I’m sorry, but I don’t quite follow this argument.  Prayer is not the mass, and the first thought that comes to mind is Christ’s teaching that when you pray do so quietly on your own and don’t make a fuss about it.  Prayer is valid anywhere, any time.  A church may be more conducive to prayer than a busy street, and guidelines may be helpful.

 

The Mass is different; a man-made ceremony with its own set of rules and requiring a consecrated space. Where these spaces were might well cause conflict.

 

 

Is it from ideas like Peter the Chanter’s that the distaste for public prayer meetings arises?

 

Anne


From: medieval-religion - Scholarly discussions of medieval religious culture [mailto:[log in to unmask]] On Behalf Of Luongo, F. Thomas
Sent: 08 March 2007 12:59
To: [log in to unmask]
Subject: [M-R] Praying in church vs. praying in public

 

 

Back in October I posted a question about the theme of praying in church as opposed to praying outside of church.  I cited Peter the Chanter in De penitentia to the effect that it was better to pray in church than elsewhere, and asked whether there were other examples of this theme in pastoral or normative literature.  Let me now ask my question again, but in a different way.

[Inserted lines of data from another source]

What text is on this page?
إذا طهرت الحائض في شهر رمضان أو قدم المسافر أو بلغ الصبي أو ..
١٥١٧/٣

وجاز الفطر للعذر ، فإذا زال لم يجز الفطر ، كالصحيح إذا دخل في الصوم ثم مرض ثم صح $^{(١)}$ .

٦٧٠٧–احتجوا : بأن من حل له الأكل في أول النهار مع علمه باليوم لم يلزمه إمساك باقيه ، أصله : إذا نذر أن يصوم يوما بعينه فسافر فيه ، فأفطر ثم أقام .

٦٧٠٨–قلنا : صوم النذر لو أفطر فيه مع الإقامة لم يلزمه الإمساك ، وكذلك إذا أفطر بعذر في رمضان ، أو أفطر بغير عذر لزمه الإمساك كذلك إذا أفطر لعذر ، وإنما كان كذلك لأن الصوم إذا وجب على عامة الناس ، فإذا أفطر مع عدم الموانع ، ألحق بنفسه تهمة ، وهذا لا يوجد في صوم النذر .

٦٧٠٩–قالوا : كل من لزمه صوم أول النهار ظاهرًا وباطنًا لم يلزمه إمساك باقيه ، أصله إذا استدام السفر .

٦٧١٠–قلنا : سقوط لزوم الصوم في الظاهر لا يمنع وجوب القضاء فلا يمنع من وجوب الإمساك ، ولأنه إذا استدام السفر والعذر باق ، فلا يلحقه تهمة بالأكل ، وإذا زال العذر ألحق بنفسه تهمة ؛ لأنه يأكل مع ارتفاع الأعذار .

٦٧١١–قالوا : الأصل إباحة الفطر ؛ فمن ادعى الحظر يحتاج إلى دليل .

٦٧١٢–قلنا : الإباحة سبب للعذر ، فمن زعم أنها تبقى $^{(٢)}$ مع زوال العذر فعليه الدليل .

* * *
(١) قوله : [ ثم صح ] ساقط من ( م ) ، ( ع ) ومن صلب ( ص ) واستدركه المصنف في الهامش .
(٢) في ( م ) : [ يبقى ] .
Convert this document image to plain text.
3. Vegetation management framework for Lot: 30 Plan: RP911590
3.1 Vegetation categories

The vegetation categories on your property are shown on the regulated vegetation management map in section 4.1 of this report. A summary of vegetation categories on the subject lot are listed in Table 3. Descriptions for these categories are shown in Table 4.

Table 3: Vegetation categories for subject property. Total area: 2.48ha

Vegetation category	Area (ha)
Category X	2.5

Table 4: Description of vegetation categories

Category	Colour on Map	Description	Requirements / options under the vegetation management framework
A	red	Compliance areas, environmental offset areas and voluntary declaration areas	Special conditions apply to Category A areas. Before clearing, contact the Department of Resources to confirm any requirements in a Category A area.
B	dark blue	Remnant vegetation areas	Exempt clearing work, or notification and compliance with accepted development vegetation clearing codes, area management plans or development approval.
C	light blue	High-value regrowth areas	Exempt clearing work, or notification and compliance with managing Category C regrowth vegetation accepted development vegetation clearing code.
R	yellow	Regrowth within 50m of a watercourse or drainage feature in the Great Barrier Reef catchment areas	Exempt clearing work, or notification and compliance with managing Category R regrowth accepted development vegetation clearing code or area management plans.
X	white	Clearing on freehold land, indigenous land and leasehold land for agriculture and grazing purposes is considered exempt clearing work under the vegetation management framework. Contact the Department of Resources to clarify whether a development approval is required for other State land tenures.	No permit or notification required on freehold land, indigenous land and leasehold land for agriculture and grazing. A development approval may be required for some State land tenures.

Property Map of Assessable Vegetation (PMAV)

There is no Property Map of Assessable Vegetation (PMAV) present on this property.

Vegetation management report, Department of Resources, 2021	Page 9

In response to my earlier posting, Bernadette Filotas kindly sent me an extract from her work discussing prohibitions in the Frankish church in the early Middle Ages of mass being said in homes and other inappropriate places.  This seems to reflect tensions between Christian ideas of sacred space and persistant traditional (Roman and Germanic) associations of the sacred with the domus.  More directly, the prohibitions represented tensions between episcopal authority and the authority of the secular aristocrats who owned these private chapels or oratories.

In other words, Frankish bishops prohibited the saying of masses in the oratories of private homes because, in fact, priests were doing so; the question of where mass and other rites ought to be performed was a live one.  When Peter the Chanter and others in the twelfth and thirteenth century asserted the superiority of praying in church, were they seeking to move into churches prayer that was in fact taking place elsewhere (homes, streets)?  Was this a commonplace, or was it a live issue?